Taxonomy of Deep Learning Speedup (source: https://arxiv.org/abs/2210.06640)
These techniques are categorized first by component, which are function (e.g., model parameters), data (e.g., training dataset), and optimization (e.g., training objective). Next, they are categorized by the actions that can be taken on training components. The actions are the “5 Rs” and target reduction in either the time for a training iteration or the number of iterations, or both:
- Remove: remove elements of components to reduce iteration time
- Restrict: reduce the space of possible values to reduce iteration time
- Reorder: shift when elements are introduced to reduce both iteration time and number of iterations
- Replace: replace one element with another to reduce both teration time and number of iterations
- Retrofit: opposite of the remove to reduce number of iterations
The paper concludes with a set of practical guidelines for reducing training time.
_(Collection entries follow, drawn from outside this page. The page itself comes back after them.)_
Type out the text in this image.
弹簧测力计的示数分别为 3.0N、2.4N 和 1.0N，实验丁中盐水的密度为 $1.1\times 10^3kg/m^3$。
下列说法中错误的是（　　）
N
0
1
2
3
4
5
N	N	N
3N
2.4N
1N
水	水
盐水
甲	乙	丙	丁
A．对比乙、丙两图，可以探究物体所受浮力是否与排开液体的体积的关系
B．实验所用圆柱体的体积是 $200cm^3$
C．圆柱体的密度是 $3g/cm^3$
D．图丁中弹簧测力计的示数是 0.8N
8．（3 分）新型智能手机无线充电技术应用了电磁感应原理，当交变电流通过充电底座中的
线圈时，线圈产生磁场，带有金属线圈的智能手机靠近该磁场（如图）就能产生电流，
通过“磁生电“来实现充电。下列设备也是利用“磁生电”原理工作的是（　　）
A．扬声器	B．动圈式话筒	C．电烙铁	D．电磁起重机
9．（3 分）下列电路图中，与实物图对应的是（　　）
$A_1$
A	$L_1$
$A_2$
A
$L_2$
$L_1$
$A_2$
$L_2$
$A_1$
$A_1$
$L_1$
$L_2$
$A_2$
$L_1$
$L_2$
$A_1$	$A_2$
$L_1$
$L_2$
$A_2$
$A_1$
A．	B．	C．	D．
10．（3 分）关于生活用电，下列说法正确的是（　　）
The authors identify a set of bottlenecks at the hardware level, such GPU memory or storage capacity, along with tips for mitigating these bottlenecks. For example, to mitigate the GPU compute bottleneck, one method is to reduce the size of the tensors being operated on. They point out that data loading is a frequent bottleneck, but “by no means the only one.”
Co-author Davis Blalock, a research scientist at MosaicML, posted a summary of the work on Twitter, where he noted that “just training for less time” is a very powerful strategy. He also recommended:
Watch out for dataloader bottlenecks. If you’re training an image classifier and you’re not sure if your training speed is limited by the dataloader, it is. This not only wastes compute, but also artificially penalizes fast models—e.g., your method might not seem slower than a baseline, but that’s just because your dataloader is hiding the slowdown.
MosaicML recently participated in the MLPerf competition, where they “achieved leading NLP performance” in the Open division with a 2.7x speedup when training a BERT model compared to the baseline recipe. In early 2022, InfoQ covered the previous round of MLPerf results from December of 2021.